The wide range of research projects and activities of the Bioethics Centre aims to examine the conventional and novel moral dilemmas arising from medical research, clinical settings, and advances brought about by life sciences and biotechnologies.
Great efforts are focused on exploring previously rarely-chartered areas and innovative conceptual and methodological approaches. Moreover, the Centre is committed not only to research-informed teaching in its extensive educational program but also to active engagements with social and public policy issues at local, national and international levels.
Staff of the Centre have received external research grants from such funding bodies as the Foundation for Research, Science and Technology, the Law Foundation, and the Marsden Fund of the Royal Society of New Zealand.
The research interests of staff and postgraduate students are various, but much research they do can be grouped into the following themes:
Māori perspectives on genetic biotechnologies and body/organ donation, the nature of indigenous knowledge, medical ethics in China, Confucian and Daoist perspectives on bioethics, Chinese voices on abortion, the ideology and ethics of China's birth control program, rebuilding patient-physician trust in China, healthcare in rural China, Japan's wartime medical atrocities and international aftermath, the role of acupuncture for mental health, and the search for a transcultural and global bioethics.
The overlap between neuroscience and ethics creates problems involving neuroimaging and information use, moral aspects of personhood and brain changes that explain behaviour or affect a person's identity, and the ethical importance of consciousness.
How should mental health and ill-health be conceptualised, investigated, and treated? The picture today is complex, confusing and perhaps even contradictory. Today, people with various forms of mental health problems may find themselves consulting a psychiatrist, a clinical or a neuro-psychologist, a counsellor, or possibly a neurosurgeon—and perhaps more than one of these.
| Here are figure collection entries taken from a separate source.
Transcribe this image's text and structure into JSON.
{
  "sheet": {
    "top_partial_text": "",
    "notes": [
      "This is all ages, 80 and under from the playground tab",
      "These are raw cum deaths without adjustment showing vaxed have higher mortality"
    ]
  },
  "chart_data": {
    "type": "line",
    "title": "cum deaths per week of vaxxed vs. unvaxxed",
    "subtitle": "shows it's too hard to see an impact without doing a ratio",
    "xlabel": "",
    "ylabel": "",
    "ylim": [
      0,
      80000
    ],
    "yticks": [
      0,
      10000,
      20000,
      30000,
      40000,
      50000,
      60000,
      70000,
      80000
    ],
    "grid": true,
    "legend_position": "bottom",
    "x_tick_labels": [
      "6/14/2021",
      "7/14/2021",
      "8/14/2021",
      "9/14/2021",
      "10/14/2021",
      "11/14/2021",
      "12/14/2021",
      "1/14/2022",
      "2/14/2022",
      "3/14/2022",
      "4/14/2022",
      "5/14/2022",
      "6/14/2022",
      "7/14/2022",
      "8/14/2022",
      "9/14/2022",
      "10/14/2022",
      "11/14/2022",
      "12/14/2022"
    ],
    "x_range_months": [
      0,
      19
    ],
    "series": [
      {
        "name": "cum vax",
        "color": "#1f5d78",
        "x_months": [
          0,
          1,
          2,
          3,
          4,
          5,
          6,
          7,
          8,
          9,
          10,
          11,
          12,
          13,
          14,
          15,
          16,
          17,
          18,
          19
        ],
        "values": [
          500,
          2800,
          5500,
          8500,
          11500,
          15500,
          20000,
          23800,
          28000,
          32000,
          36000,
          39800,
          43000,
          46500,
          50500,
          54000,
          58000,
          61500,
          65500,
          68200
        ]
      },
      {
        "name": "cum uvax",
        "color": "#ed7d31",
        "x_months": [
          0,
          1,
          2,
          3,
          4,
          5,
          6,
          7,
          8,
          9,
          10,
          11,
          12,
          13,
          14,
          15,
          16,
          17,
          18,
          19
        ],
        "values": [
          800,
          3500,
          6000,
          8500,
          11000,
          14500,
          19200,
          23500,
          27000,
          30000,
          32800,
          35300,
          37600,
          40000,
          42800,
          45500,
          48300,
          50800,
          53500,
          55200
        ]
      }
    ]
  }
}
Ethical considerations in the use of reproductive technologies, and ethical issues arising from social policy in the area of reproduction: IVF, surrogacy, pre-implantation genetic diagnosis, gene editing, reproductive policy in China.
Ethical considerations that arise from the practice of medicine within sport: threats to medical professionalism from commercial interests in sport, enhancement of sporting achievement, athlete confidentiality within sporting employment structure, responding to athlete risk taking.